CIGARETTE SMOKING AMONG ADOLESCENTS
WITH ALCOHOL AND OTHER DRUG USE PROBLEMS
Smoking
is extremely common among youth diagnosed with alcohol and other drug (AOD) use
disorders. However, studies of smoking cessation efforts in this population are
rare. In this article, Drs. Mark G. Myers and John F. Kelly describe developmental
differences between adolescents and adults that create special challenges in treating
adolescent tobacco dependence. According to the authors, interventions that target
youth must take into account special considerations, such as the importance of
peer influences for adolescents and some adolescents’ lack of motivation
to quit. (Adolescents, who are less likely than adults to experience tobacco-related
health problems, also tend to be less motivated to quit smoking.) The authors
suggest that client-centered, motivation-enhancing tobacco interventions, when
modified with these considerations in mind—for example, by emphasizing group
over individual interventions and educating patients about the effects of tobacco
and nicotine—can be effective in helping adolescents quit smoking and are
not detrimental to AOD-related treatment outcomes.
BARRIERS
AND SOLUTIONS TO ADDRESSING TOBACCO DEPENDENCE IN ADDICTION TREATMENT PROGRAMS
Despite
the high prevalence of smoking among people recovering from addiction, tobacco
dependence is rarely addressed in addiction treatment programs. In this article,
Drs. Douglas M. Ziedonis, Joseph Guydish, Jill Williams, Marc Steinberg, and Jonathan
Foulds identify and address barriers to treating tobacco dependence among patients
in addiction treatment programs. These barriers include the staff’s reluctance
to participate and lack of training, “clinical lore” or misinformation
about tobacco (such as the myth that quitting tobacco will worsen other substance-related
outcomes), and lack of resources. According to the authors, programs must be modified
to recognize and treat tobacco dependence—for example, by screening for
tobacco use, offering nicotine replacement therapies and smoking cessation medication
on inpatient units, and bundling costs so that programs can bill tobacco dependence
treatment under the primary disorder.
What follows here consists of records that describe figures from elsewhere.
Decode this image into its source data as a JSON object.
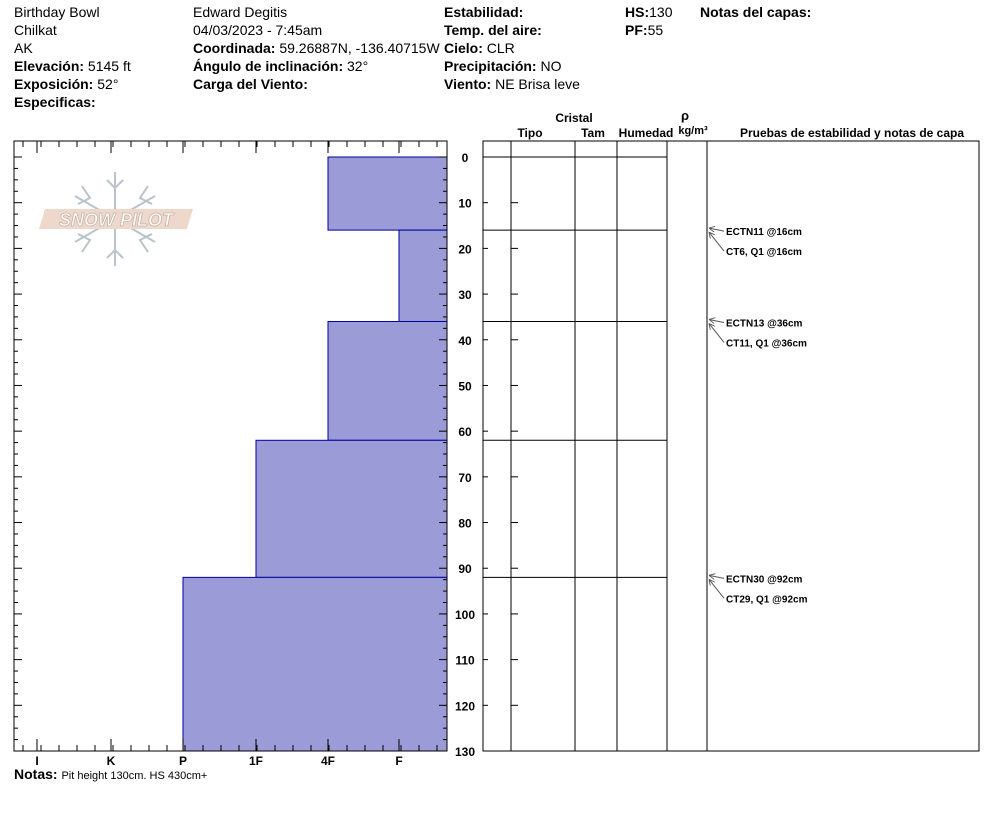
{
  "header": {
    "location": "Birthday Bowl",
    "range": "Chilkat",
    "state": "AK",
    "elevation_label": "Elevación:",
    "elevation_value": "5145 ft",
    "aspect_label": "Exposición:",
    "aspect_value": "52°",
    "specifics_label": "Especificas:",
    "observer": "Edward Degitis",
    "datetime": "04/03/2023 - 7:45am",
    "coord_label": "Coordinada:",
    "coord_value": "59.26887N, -136.40715W",
    "slope_label": "Ángulo de inclinación:",
    "slope_value": "32°",
    "wind_load_label": "Carga del Viento:",
    "stability_label": "Estabilidad:",
    "air_temp_label": "Temp. del aire:",
    "sky_label": "Cielo:",
    "sky_value": "CLR",
    "precip_label": "Precipitación:",
    "precip_value": "NO",
    "wind_label": "Viento:",
    "wind_value": "NE Brisa leve",
    "hs_label": "HS:",
    "hs_value": "130",
    "pf_label": "PF:",
    "pf_value": "55",
    "layer_notes_label": "Notas del capas:"
  },
  "logo": {
    "text": "SNOW PILOT"
  },
  "table_headers": {
    "crystal": "Cristal",
    "type": "Tipo",
    "size": "Tam",
    "moisture": "Humedad",
    "rho": "ρ",
    "density_unit": "kg/m³",
    "tests": "Pruebas de estabilidad y notas de capa"
  },
  "notes": {
    "label": "Notas:",
    "value": "Pit height 130cm. HS 430cm+"
  },
  "colors": {
    "layer_fill": "#9b9bd7",
    "layer_stroke": "#0000a0"
  },
  "chart_data": {
    "type": "bar",
    "y_axis": {
      "range": [
        0,
        130
      ],
      "ticks": [
        0,
        10,
        20,
        30,
        40,
        50,
        60,
        70,
        80,
        90,
        100,
        110,
        120,
        130
      ],
      "inverted": true
    },
    "x_axis": {
      "categories": [
        "I",
        "K",
        "P",
        "1F",
        "4F",
        "F"
      ]
    },
    "layers": [
      {
        "top": 0,
        "bottom": 16,
        "hardness": "4F"
      },
      {
        "top": 16,
        "bottom": 36,
        "hardness": "F"
      },
      {
        "top": 36,
        "bottom": 62,
        "hardness": "4F"
      },
      {
        "top": 62,
        "bottom": 92,
        "hardness": "1F"
      },
      {
        "top": 92,
        "bottom": 130,
        "hardness": "P"
      }
    ],
    "layer_boundaries": [
      16,
      36,
      62,
      92
    ],
    "tests": [
      {
        "depth": 16,
        "labels": [
          "ECTN11 @16cm",
          "CT6, Q1 @16cm"
        ]
      },
      {
        "depth": 36,
        "labels": [
          "ECTN13 @36cm",
          "CT11, Q1 @36cm"
        ]
      },
      {
        "depth": 92,
        "labels": [
          "ECTN30 @92cm",
          "CT29, Q1 @92cm"
        ]
      }
    ]
  }
}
Steps to change can be as simple as forbidding
smoking on the premises of treatment facilities, not allowing staff members to
smoke with patients, and changing the name of smoking breaks to simply “breaks.”
INTEGRATING
TOBACCO DEPENDENCE TREATMENT AND TOBACCO-FREE STANDARDS INTO ADDICTION TREATMENT:
NEW JERSEY’S EXPERIENCE
New Jersey was the
first State to require that residential addiction treatment facilities assess
and treat patients for tobacco dependence and maintain smoke-free grounds. In
this article, Drs. Jonathan Foulds, Jill M. Williams, Bernice Order-Connors, Nancy
Edwards, Martha Dwyer, Anna Kline, and Douglas M. Ziedonis review this policy
change and its implementation and effects. The authors found that treatment for
tobacco dependence can be successfully implemented in addiction treatment programs
through policy regulation, training, and the integration of nicotine replacement
therapy into treatment. The new regulations did not lead to patients leaving treatment
early; in fact, two-thirds of smokers surveyed wanted to quit. Staff members were
often resistant to the new policy change, and implementing smoke-free grounds
was the most challenging aspect of the change. The smoke-free policy was not strictly
enforced, which the authors suggest may have compromised its effectiveness.